O presidente da Assembleia da República, José Pedro Aguiar-Branco, deixou duras críticas ao atual clima da campanha presidencial, apontando o que considera ser uma deriva para a suspeição generalizada sobre os políticos. Num artigo publicado no semanário Expresso, o responsável afirma estar impressionado com a forma como o debate público se tem afastado do escrutínio legítimo para uma lógica de desconfiança permanente.
Aguiar-Branco sublinha que o escrutínio é essencial em democracia, mas alerta que a desconfiança constante mina a confiança no sistema político. No texto, critica a proliferação de insinuações sobre o percurso pessoal e profissional dos candidatos, bem como a exigência de níveis de exposição que ultrapassam, no seu entender, os deveres normais de transparência. Considera ainda que se tem promovido uma espécie de julgamento ético em espaço público, confundindo transparência com devassa e responsabilidade política com avaliação moral.

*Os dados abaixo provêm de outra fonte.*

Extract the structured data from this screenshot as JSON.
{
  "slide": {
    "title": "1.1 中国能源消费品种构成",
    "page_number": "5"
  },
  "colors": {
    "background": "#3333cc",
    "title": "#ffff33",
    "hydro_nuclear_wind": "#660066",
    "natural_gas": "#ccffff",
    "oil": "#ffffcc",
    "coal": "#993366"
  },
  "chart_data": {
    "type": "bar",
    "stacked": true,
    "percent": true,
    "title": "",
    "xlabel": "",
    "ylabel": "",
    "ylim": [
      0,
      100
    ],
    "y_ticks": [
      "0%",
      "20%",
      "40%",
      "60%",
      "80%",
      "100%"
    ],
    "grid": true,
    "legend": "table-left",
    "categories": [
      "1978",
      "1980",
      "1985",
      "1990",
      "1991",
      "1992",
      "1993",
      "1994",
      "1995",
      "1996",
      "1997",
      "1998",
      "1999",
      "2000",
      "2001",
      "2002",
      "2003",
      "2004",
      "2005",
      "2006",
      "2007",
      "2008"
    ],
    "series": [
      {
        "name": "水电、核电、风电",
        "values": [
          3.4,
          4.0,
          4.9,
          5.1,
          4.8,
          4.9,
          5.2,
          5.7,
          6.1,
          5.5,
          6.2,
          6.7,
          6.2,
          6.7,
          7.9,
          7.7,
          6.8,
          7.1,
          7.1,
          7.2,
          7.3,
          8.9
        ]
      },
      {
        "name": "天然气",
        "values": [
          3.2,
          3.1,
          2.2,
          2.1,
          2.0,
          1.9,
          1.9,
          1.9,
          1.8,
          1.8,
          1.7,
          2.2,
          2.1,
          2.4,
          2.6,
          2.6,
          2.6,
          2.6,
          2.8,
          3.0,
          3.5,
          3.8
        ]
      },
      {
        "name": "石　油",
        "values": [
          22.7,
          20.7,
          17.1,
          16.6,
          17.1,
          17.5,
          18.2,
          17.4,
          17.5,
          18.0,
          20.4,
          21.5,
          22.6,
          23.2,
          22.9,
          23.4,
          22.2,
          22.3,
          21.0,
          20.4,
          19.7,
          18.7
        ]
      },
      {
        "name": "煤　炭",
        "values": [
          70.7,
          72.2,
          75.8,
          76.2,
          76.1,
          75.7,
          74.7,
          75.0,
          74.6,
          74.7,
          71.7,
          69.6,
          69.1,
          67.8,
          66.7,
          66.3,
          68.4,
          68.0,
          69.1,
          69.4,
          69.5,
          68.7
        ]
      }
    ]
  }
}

O presidente da Assembleia da República chama também a atenção para o facto de, durante a campanha, estarem a ser discutidos temas que são da exclusiva competência do Parlamento, como uma eventual revisão constitucional. Para Aguiar-Branco, esta situação cria expectativas irrealistas nos cidadãos, gera confusão entre os órgãos de soberania e enfraquece a responsabilização democrática.
Embora sem o referir diretamente, José Pedro Aguiar-Branco dirige críticas ao candidato Luís Marques Mendes, nomeadamente à proposta de criação de uma comissão de ética para avaliar situações de alegadas violações graves da ética política. O presidente do Parlamento considera a ideia inaceitável, defendendo que os representantes eleitos devem responder politicamente perante os eleitores e juridicamente perante as autoridades competentes, e não a entidades informais, não eleitas e externas ao sistema constitucional.
No artigo, Aguiar-Branco reafirma que a democracia assenta em regras claras de responsabilização e alerta para os riscos de soluções que, embora possam parecer apelativas, colocam em causa princípios fundamentais do regime democrático.